Thursday 27 September 2012

Real estate valuation. Case, Shiller and Weiss

When I started in real estate, in the early 1990s, the Case-Shiller-Weiss index was the best thing since sliced bread. For a fee, I could buy a subscription to a program that would give me a fair market value price for a specific property based on repeat sales data. I still did a CMA on my own, before reading what the program spit out.

By the middle of the 1990s, the C-S-W Index started to fail me, because the areas I was working in did not have sufficient data for the program to work. I had report requests come back saying that C-S-W could not set a price because of “economic noise” in the data (or something like that.) Yet, Case-Shiller-Weiss Index was still the best info in town.

This is how it works (in an oversimplified way): Market patterns are found by tracking houses that had sold more than once, calculating the rise or fall of that house’s sale price over the years. By crunching the information about the rise or fall of many houses in an area, the local trend can be identified. Back in the 1990s, the print edition of the Boston Globe had a little chart of the Case-Shiller-Weiss index for the Boston area on the front of the Sunday Real Estate section. It was a nice little colorful graph with a line wiggling up and down as the seasons changed. At some point the graph went away.
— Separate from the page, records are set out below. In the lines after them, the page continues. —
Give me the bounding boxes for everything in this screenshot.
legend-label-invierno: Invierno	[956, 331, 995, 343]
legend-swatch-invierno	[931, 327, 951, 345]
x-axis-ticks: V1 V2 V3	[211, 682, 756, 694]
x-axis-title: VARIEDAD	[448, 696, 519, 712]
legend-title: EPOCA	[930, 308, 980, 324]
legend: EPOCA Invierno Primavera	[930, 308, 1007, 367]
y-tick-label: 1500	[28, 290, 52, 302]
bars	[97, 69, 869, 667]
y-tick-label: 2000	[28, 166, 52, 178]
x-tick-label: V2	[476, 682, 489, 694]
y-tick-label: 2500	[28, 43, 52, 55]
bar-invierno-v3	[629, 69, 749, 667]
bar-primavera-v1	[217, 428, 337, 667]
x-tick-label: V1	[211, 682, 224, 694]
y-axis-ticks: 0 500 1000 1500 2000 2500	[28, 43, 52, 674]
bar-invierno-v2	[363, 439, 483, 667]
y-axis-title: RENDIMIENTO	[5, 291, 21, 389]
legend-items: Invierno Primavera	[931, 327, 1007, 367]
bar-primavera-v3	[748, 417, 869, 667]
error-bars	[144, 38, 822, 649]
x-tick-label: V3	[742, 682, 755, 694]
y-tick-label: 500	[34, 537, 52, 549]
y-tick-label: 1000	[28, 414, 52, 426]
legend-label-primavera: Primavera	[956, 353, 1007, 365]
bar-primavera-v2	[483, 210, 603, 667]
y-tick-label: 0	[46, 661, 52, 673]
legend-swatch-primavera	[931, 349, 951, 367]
Standard and Poor’s bought the Index in 2002. It is still one of the indices that most people look to for real estate information. Here’s the site. If you want to see when the bubbles came and broke, you can see it there.

The limitations to what is now called the S&P/Case–Shiller U.S. National Home Price Index are twofold:

The data is limited to houses that have sold. A small percentage of houses change hands every year. (The index also covers only single family housing.)

The index does not account for changes in condition of the housing that is being resold. Some of it has been improved and some has been neglected.

Despite these limitations, this way of looking at housing trends has been tried and true and trusted. It has been the go-to information source for me and my peers for many years.